David Regan, CEO, commented, "Getting to this first dosing of a patient with our Targeted Hyperthermia Therapy is a milestone achieved through the culmination of years of research, toil and many preclinical studies. We plan to follow this critical first clinical step quickly with a second, more expansive human trial following further engagement with regulators, as well as a peer-reviewed article in a leading scientific journal detailing our findings. We also expect the learnings from this study to help inform on THT’s potential for complementing the treatment of other cancer types."
About the Study
The study is designed to assess THT’s safety, tolerability, and preliminary efficacy as measured by tumor growth inhibition and the extent to which it causes immune system engagement with the cancer. The study includes two treatments of Sona’s THT, one week apart, for patients with advanced melanoma who are, or have been on, standard of care immunotherapy protocols but have failed to respond or progressed during treatment. The study is anticipated to generate an initial read out of results this summer, with final results expected in the fall.

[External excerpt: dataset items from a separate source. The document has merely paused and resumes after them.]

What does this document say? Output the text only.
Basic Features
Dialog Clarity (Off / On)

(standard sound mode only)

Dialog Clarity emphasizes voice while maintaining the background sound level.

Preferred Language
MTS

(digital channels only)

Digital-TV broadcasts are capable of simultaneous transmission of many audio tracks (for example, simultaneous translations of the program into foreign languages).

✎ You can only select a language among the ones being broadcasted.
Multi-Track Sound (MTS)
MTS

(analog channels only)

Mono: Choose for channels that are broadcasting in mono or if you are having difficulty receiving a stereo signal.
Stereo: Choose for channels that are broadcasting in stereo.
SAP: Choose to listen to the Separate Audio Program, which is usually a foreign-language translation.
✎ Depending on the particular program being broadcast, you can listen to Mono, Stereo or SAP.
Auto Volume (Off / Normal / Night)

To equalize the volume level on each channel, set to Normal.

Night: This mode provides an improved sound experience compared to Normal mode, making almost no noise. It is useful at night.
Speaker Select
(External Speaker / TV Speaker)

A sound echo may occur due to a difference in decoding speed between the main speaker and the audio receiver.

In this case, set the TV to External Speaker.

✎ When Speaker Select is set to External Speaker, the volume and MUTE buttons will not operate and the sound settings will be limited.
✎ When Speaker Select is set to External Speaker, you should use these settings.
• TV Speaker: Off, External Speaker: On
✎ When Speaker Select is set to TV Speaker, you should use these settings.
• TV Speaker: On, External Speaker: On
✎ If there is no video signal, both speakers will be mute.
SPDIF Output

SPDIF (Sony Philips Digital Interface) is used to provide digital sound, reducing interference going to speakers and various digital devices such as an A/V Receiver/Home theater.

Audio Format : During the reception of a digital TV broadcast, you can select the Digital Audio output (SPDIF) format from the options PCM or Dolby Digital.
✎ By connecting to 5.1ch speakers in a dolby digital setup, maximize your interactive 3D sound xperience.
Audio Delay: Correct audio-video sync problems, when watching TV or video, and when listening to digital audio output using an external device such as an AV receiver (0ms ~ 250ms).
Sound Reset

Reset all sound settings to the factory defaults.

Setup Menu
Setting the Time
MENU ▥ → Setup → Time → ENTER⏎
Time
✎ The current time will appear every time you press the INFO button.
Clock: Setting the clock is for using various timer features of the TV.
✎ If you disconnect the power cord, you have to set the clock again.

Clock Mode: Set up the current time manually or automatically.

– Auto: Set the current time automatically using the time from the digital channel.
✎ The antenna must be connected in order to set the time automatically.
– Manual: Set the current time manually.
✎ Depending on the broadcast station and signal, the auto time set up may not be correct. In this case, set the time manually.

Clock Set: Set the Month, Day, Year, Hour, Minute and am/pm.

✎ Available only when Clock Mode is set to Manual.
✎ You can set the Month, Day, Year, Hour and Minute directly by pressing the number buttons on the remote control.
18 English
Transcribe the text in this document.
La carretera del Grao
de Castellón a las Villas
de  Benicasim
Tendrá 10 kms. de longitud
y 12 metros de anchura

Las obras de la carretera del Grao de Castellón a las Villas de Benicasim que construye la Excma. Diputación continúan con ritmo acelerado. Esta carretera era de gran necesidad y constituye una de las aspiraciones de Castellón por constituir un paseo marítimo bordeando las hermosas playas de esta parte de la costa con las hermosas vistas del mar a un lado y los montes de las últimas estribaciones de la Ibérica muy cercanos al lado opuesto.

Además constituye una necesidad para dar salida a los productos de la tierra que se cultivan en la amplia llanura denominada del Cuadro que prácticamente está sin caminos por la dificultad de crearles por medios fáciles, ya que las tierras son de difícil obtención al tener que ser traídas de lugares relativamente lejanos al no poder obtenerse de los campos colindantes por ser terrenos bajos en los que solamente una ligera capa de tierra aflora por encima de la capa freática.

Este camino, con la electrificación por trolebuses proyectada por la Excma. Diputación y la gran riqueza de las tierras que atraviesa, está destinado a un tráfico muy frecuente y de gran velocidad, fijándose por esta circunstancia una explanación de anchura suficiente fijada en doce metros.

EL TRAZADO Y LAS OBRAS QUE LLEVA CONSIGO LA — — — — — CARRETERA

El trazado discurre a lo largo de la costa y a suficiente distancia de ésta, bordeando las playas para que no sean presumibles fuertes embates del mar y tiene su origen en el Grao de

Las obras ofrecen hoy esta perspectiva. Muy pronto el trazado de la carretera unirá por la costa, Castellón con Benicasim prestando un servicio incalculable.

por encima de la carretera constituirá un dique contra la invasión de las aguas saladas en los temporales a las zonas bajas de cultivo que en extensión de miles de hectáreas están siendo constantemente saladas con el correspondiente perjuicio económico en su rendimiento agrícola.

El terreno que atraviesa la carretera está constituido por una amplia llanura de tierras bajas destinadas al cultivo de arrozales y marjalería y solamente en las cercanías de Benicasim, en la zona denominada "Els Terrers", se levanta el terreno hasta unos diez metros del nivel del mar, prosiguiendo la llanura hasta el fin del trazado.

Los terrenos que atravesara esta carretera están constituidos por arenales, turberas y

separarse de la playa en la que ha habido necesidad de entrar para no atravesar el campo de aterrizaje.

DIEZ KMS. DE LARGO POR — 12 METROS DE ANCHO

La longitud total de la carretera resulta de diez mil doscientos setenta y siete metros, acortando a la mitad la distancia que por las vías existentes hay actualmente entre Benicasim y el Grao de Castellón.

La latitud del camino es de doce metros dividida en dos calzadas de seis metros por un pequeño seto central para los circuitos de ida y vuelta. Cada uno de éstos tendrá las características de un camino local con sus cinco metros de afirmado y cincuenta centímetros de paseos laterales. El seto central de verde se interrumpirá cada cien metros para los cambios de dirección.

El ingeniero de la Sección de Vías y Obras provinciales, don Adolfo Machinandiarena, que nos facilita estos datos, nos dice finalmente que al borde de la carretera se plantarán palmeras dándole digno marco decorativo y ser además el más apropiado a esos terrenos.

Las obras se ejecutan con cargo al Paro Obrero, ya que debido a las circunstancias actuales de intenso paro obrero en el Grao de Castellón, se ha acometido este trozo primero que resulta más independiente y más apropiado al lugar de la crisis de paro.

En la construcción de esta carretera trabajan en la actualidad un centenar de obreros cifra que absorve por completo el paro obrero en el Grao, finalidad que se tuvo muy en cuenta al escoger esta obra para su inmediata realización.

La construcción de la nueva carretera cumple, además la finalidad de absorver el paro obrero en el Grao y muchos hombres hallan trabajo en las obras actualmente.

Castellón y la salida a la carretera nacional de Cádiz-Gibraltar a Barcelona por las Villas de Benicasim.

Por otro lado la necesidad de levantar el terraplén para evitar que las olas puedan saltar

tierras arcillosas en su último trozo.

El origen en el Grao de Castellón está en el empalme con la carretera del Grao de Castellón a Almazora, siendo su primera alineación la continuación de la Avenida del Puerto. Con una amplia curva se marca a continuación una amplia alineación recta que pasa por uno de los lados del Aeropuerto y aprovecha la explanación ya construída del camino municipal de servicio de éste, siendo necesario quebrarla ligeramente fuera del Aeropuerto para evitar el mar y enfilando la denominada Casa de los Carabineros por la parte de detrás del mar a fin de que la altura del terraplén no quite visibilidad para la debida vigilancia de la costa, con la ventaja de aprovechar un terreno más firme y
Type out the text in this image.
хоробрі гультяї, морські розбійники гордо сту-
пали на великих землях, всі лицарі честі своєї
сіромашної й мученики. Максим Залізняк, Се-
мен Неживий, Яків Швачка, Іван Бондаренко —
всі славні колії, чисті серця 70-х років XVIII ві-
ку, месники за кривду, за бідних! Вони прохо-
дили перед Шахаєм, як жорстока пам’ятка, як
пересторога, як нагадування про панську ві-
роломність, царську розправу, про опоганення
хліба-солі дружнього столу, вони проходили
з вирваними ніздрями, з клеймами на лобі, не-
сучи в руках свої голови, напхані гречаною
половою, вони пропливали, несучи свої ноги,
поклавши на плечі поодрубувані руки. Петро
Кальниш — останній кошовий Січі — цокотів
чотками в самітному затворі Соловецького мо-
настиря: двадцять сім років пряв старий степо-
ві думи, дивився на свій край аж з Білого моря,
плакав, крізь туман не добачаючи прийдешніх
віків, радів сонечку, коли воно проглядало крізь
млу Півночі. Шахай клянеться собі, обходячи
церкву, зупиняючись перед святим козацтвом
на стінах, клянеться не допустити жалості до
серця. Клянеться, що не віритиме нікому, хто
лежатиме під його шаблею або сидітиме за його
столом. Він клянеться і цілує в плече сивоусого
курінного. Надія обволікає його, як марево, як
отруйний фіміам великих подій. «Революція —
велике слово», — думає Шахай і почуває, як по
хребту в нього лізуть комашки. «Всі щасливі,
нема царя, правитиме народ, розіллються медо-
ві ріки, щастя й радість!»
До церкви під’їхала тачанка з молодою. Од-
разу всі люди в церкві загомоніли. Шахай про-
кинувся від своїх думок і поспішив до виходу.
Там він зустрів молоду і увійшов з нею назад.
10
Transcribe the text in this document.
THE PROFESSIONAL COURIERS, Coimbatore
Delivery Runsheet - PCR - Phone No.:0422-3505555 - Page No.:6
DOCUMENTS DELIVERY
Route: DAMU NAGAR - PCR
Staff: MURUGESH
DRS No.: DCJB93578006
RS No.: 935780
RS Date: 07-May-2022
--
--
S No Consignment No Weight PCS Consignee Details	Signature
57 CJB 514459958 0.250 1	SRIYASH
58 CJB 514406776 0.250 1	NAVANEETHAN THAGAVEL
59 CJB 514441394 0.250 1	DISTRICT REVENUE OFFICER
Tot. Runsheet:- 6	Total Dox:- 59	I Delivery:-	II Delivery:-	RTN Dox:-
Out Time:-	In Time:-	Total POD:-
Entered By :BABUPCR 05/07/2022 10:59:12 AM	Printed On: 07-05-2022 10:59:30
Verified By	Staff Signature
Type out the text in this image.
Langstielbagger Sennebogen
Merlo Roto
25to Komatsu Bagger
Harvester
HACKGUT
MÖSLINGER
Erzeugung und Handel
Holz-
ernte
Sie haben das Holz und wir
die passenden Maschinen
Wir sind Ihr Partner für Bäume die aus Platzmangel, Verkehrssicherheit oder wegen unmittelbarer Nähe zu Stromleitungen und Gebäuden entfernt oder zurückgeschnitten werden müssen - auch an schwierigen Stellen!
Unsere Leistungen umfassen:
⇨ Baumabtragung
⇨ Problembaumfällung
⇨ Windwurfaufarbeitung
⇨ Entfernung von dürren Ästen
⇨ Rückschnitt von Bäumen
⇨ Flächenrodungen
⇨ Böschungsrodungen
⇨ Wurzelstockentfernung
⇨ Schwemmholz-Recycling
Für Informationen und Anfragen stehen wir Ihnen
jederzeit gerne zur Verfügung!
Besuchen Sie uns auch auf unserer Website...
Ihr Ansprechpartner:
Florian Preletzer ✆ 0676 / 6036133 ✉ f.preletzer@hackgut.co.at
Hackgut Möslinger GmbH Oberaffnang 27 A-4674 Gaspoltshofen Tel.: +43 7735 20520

Technology will be evaluated for:
Ease of setting up and preparation for the treatment
Ease of administration of GNR’s in a variety of different tumors
Reproducibility in the clinical setting, i.e. the ability to train others to use the technology
Resource requirements, i.e. what additional resources are required in the clinical setting
Time required to administer the treatment in the clinical setting
Participants will be evaluated for:
Tolerability to the treatment itself
Adverse events during and following treatment
Clinical response, i.e. did the tumor change in any way after treatment
Pathological immune response, i.e. histological evidence of immune activation in the tumor that is directly relatable to the treatment itself.
Sona Nanotech believes that its THT cancer treatment may provide benefits over current standard of care immunotherapy treatments alone which have shown limited response rates and can have undesirable side effects.